Myoclonus stands out in some neurological diseases. This makes it vital for doctors to know its many forms. In Creutzfeldt-Jakob disease, myoclonus can appear as “startle myoclonus.” This means that sudden muscle jerks happen when something unexpected touches the person.

Creutzfeldt-Jakob Disease and Startle Myoclonus

The “startle myoclonus” is a key sign of Creutzfeldt-Jakob disease. This condition is very serious, caused by damaging proteins in the brain. The muscle jerks happen quickly and affect daily life. It’s hard for people with the disease and those who care for them.

Myoclonus in Multiple Sclerosis

People with multiple sclerosis often experience myoclonus too. This is a long-term disease where the body’s own defense mistakenly attacks the nervous system. Specific damage in the brain and spinal cord leads to jerks in the muscles. Knowing why and when this happens can help control the symptoms better.

Other Neurological Conditions

Myoclonus isn’t just in Creutzfeldt-Jakob disease and multiple sclerosis. It’s also found in other illnesses like Parkinson’s and Alzheimer’s. These are diseases that damage the nerves. Others, like paraneoplastic syndromes, come from the immune system going after the body. Knowing these signs helps doctors make the right calls and treat patients effectively.
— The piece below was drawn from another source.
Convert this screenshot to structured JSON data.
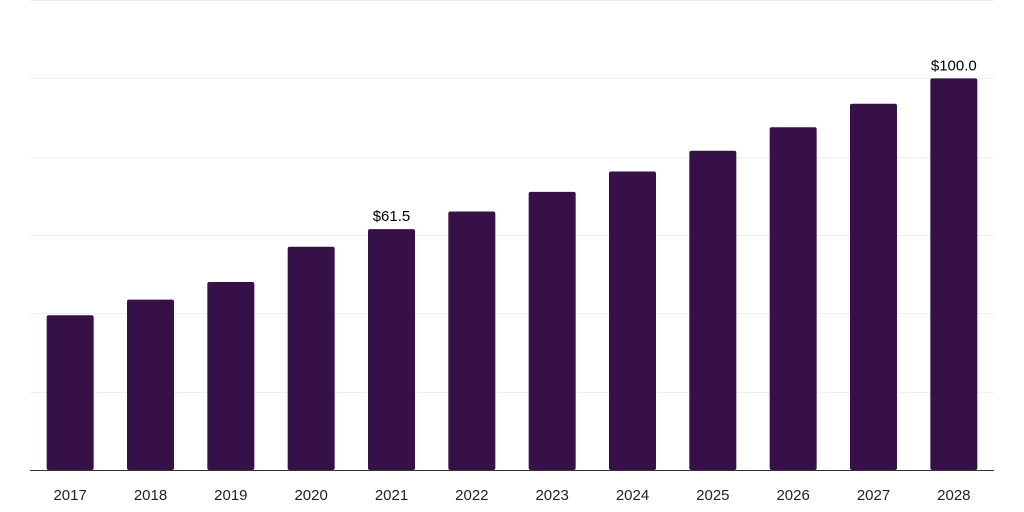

myoclonus in neurological conditions


Myoclonus is a diverse movement disorder. It causes sudden, involuntary muscle contractions. These can vary from mild and temporary to severe and ongoing. The reasons can include things like issues with the brain, metabolism, or infections.

Dealing with myoclonus needs a combined effort. This includes checking symptoms, doing tests, and creating custom treatment plans. Health professionals need to be alert to the signs of myoclonus. They should work closely with patients to make care plans that help in many ways.

Myoclonus can really change how a person lives their life. But, research and new findings are helping us understand it better. With the knowledge of the latest updates, doctors and others in healthcare can offer better care. This leads to better results and a better life for those with myoclonus.

In summary, myoclonus is a complex issue that affects people in many ways. Knowing the recent findings in research and care is vital. It helps in offering full and supportive care to people facing this challenging condition.


What is myoclonus?

Myoclonus is a movement disorder that makes muscles contract suddenly. These contractions are fast and feel like a surprise. They could happen in one muscle, several, or across the whole body.

What are the different types of myoclonus?

There are two types, primary and secondary. Primary myoclonus is not caused by another health problem. It includes different forms like physiologic and epileptic. Secondary myoclonus is due to other conditions, such as neurological or metabolic issues.

What causes myoclonus?

Many things can lead to myoclonus. It could be genetics, a neurological disorder, or a reaction to medications. The impact might just be temporary, or it could be a long-term struggle.

How is myoclonus diagnosed?

Diagnosing myoclonus starts with a detailed health history and exam. Doctors may do tests like EEG or imaging scans. These help find the root of the problem.

How is myoclonus treated?

Treatment depends on what’s causing myoclonus. Doctors often use medicines like benzodiazepines. Sometimes, botulinum toxin or deep brain stimulation is an option.

How can myoclonus impact a person’s quality of life?

Myoclonus can make daily life hard if the muscle twitches are frequent or strong. It’s important for health teams to help patients cope by considering their emotional and social needs.

Can myoclonus be a feature of other neurological conditions?

Yes, it can be linked to other conditions like Creutzfeldt-Jakob disease. Knowing how it acts in each condition is vital for correct treatment.